Bereit für die Energie-Zukunft?

Bereit für die Energie-Zukunft?

Enerweb unterstützt ab sofort die neue Berner Energieverordnungen basierend auf der MuKEn 2014.

Im Modul 380/1 kann zwischen den neuen und alten Berechnungs- und Grenzwertvarianten gewechselt werden.

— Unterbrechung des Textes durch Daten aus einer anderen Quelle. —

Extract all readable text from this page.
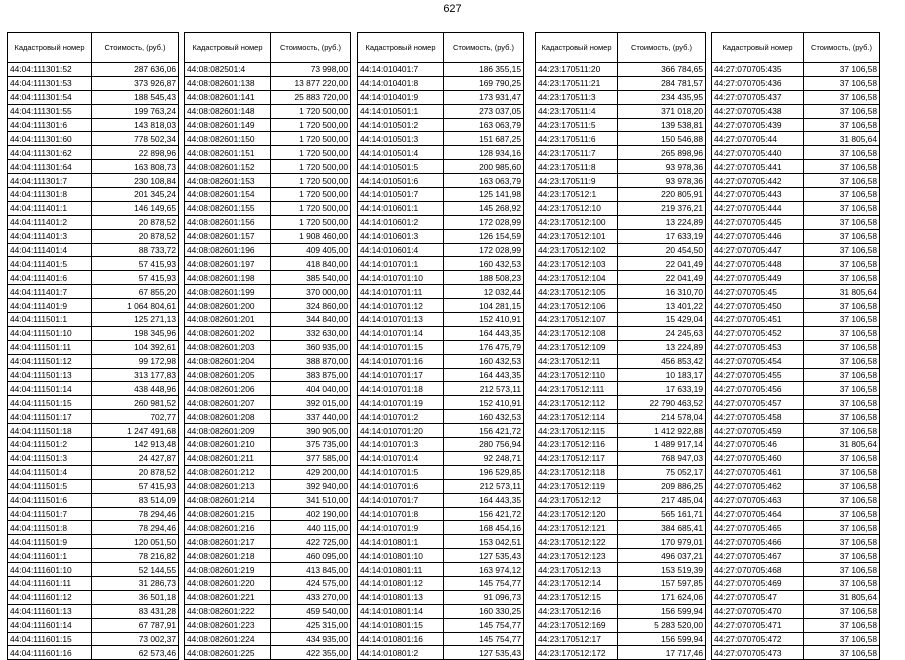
627
Кадастровый номер	Стоимость, (руб.)
44:04:111301:52	287 636,06
44:04:111301:53	373 926,87
44:04:111301:54	188 545,43
44:04:111301:55	199 763,24
44:04:111301:6	143 818,03
44:04:111301:60	778 502,34
44:04:111301:62	22 898,96
44:04:111301:64	163 808,73
44:04:111301:7	230 108,84
44:04:111301:8	201 345,24
44:04:111401:1	146 149,65
44:04:111401:2	20 878,52
44:04:111401:3	20 878,52
44:04:111401:4	88 733,72
44:04:111401:5	57 415,93
44:04:111401:6	57 415,93
44:04:111401:7	67 855,20
44:04:111401:9	1 064 804,61
44:04:111501:1	125 271,13
44:04:111501:10	198 345,96
44:04:111501:11	104 392,61
44:04:111501:12	99 172,98
44:04:111501:13	313 177,83
44:04:111501:14	438 448,96
44:04:111501:15	260 981,52
44:04:111501:17	702,77
44:04:111501:18	1 247 491,68
44:04:111501:2	142 913,48
44:04:111501:3	24 427,87
44:04:111501:4	20 878,52
44:04:111501:5	57 415,93
44:04:111501:6	83 514,09
44:04:111501:7	78 294,46
44:04:111501:8	78 294,46
44:04:111501:9	120 051,50
44:04:111601:1	78 216,82
44:04:111601:10	52 144,55
44:04:111601:11	31 286,73
44:04:111601:12	36 501,18
44:04:111601:13	83 431,28
44:04:111601:14	67 787,91
44:04:111601:15	73 002,37
44:04:111601:16	62 573,46
Кадастровый номер	Стоимость, (руб.)
44:08:082501:4	73 998,00
44:08:082601:138	13 877 220,00
44:08:082601:141	25 883 720,00
44:08:082601:148	1 720 500,00
44:08:082601:149	1 720 500,00
44:08:082601:150	1 720 500,00
44:08:082601:151	1 720 500,00
44:08:082601:152	1 720 500,00
44:08:082601:153	1 720 500,00
44:08:082601:154	1 720 500,00
44:08:082601:155	1 720 500,00
44:08:082601:156	1 720 500,00
44:08:082601:157	1 908 460,00
44:08:082601:196	409 405,00
44:08:082601:197	418 840,00
44:08:082601:198	385 540,00
44:08:082601:199	370 000,00
44:08:082601:200	324 860,00
44:08:082601:201	344 840,00
44:08:082601:202	332 630,00
44:08:082601:203	360 935,00
44:08:082601:204	388 870,00
44:08:082601:205	383 875,00
44:08:082601:206	404 040,00
44:08:082601:207	392 015,00
44:08:082601:208	337 440,00
44:08:082601:209	390 905,00
44:08:082601:210	375 735,00
44:08:082601:211	377 585,00
44:08:082601:212	429 200,00
44:08:082601:213	392 940,00
44:08:082601:214	341 510,00
44:08:082601:215	402 190,00
44:08:082601:216	440 115,00
44:08:082601:217	422 725,00
44:08:082601:218	460 095,00
44:08:082601:219	413 845,00
44:08:082601:220	424 575,00
44:08:082601:221	433 270,00
44:08:082601:222	459 540,00
44:08:082601:223	425 315,00
44:08:082601:224	434 935,00
44:08:082601:225	422 355,00
Кадастровый номер	Стоимость, (руб.)
44:14:010401:7	186 355,15
44:14:010401:8	169 790,25
44:14:010401:9	173 931,47
44:14:010501:1	273 037,05
44:14:010501:2	163 063,79
44:14:010501:3	151 687,25
44:14:010501:4	128 934,16
44:14:010501:5	200 985,60
44:14:010501:6	163 063,79
44:14:010501:7	125 141,98
44:14:010601:1	145 268,92
44:14:010601:2	172 028,99
44:14:010601:3	126 154,59
44:14:010601:4	172 028,99
44:14:010701:1	160 432,53
44:14:010701:10	188 508,23
44:14:010701:11	12 032,44
44:14:010701:12	104 281,15
44:14:010701:13	152 410,91
44:14:010701:14	164 443,35
44:14:010701:15	176 475,79
44:14:010701:16	160 432,53
44:14:010701:17	164 443,35
44:14:010701:18	212 573,11
44:14:010701:19	152 410,91
44:14:010701:2	160 432,53
44:14:010701:20	156 421,72
44:14:010701:3	280 756,94
44:14:010701:4	92 248,71
44:14:010701:5	196 529,85
44:14:010701:6	212 573,11
44:14:010701:7	164 443,35
44:14:010701:8	156 421,72
44:14:010701:9	168 454,16
44:14:010801:1	153 042,51
44:14:010801:10	127 535,43
44:14:010801:11	163 974,12
44:14:010801:12	145 754,77
44:14:010801:13	91 096,73
44:14:010801:14	160 330,25
44:14:010801:15	145 754,77
44:14:010801:16	145 754,77
44:14:010801:2	127 535,43
Кадастровый номер	Стоимость, (руб.)
44:23:170511:20	366 784,65
44:23:170511:21	284 781,57
44:23:170511:3	234 435,95
44:23:170511:4	371 018,20
44:23:170511:5	139 538,81
44:23:170511:6	150 546,88
44:23:170511:7	265 898,96
44:23:170511:8	93 978,36
44:23:170511:9	93 978,36
44:23:170512:1	220 805,91
44:23:170512:10	219 376,21
44:23:170512:100	13 224,89
44:23:170512:101	17 633,19
44:23:170512:102	20 454,50
44:23:170512:103	22 041,49
44:23:170512:104	22 041,49
44:23:170512:105	16 310,70
44:23:170512:106	13 401,22
44:23:170512:107	15 429,04
44:23:170512:108	24 245,63
44:23:170512:109	13 224,89
44:23:170512:11	456 853,42
44:23:170512:110	10 183,17
44:23:170512:111	17 633,19
44:23:170512:112	22 790 463,52
44:23:170512:114	214 578,04
44:23:170512:115	1 412 922,88
44:23:170512:116	1 489 917,14
44:23:170512:117	768 947,03
44:23:170512:118	75 052,17
44:23:170512:119	209 886,25
44:23:170512:12	217 485,04
44:23:170512:120	565 161,71
44:23:170512:121	384 685,41
44:23:170512:122	170 979,01
44:23:170512:123	496 037,21
44:23:170512:13	153 519,39
44:23:170512:14	157 597,85
44:23:170512:15	171 624,06
44:23:170512:16	156 599,94
44:23:170512:169	5 283 520,00
44:23:170512:17	156 599,94
44:23:170512:172	17 717,46
Кадастровый номер	Стоимость, (руб.)
44:27:070705:435	37 106,58
44:27:070705:436	37 106,58
44:27:070705:437	37 106,58
44:27:070705:438	37 106,58
44:27:070705:439	37 106,58
44:27:070705:44	31 805,64
44:27:070705:440	37 106,58
44:27:070705:441	37 106,58
44:27:070705:442	37 106,58
44:27:070705:443	37 106,58
44:27:070705:444	37 106,58
44:27:070705:445	37 106,58
44:27:070705:446	37 106,58
44:27:070705:447	37 106,58
44:27:070705:448	37 106,58
44:27:070705:449	37 106,58
44:27:070705:45	31 805,64
44:27:070705:450	37 106,58
44:27:070705:451	37 106,58
44:27:070705:452	37 106,58
44:27:070705:453	37 106,58
44:27:070705:454	37 106,58
44:27:070705:455	37 106,58
44:27:070705:456	37 106,58
44:27:070705:457	37 106,58
44:27:070705:458	37 106,58
44:27:070705:459	37 106,58
44:27:070705:46	31 805,64
44:27:070705:460	37 106,58
44:27:070705:461	37 106,58
44:27:070705:462	37 106,58
44:27:070705:463	37 106,58
44:27:070705:464	37 106,58
44:27:070705:465	37 106,58
44:27:070705:466	37 106,58
44:27:070705:467	37 106,58
44:27:070705:468	37 106,58
44:27:070705:469	37 106,58
44:27:070705:47	31 805,64
44:27:070705:470	37 106,58
44:27:070705:471	37 106,58
44:27:070705:472	37 106,58
44:27:070705:473	37 106,58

Dies ist auch während der Projekteingabe möglich, um einen Vergleich zu haben.


Was hat sich geändert, was ändert?

Bei der auf den 1. September in Kraft tretenden revidierten, kantonalen Berner Energieverordnung Kanton Bern - Neue Energieverordnung September 2016:

  • Der Grenzwert im System- wie auch im Einzelbauteilnachweis verschärft -> Basis MuKEn 2014 - Modul B (Anforderung Gebäudehülle).
  • Die Ausgabe eines effektiven Projektwertes mit Berücksichtigung der Wärmerückgewinnung einer Lüftungsanlage (Analog dem bisherigen Minergie-Nachweis) wird ebenfalls automatisch erstellt. Damit erhält man direkt den für den rechnerischen Nachweis die benötigten Werte des spezifischen Heizwärmebedarfes -> Basis MuKEn 2014 - Modul D (Anteil erneuerbar Energie)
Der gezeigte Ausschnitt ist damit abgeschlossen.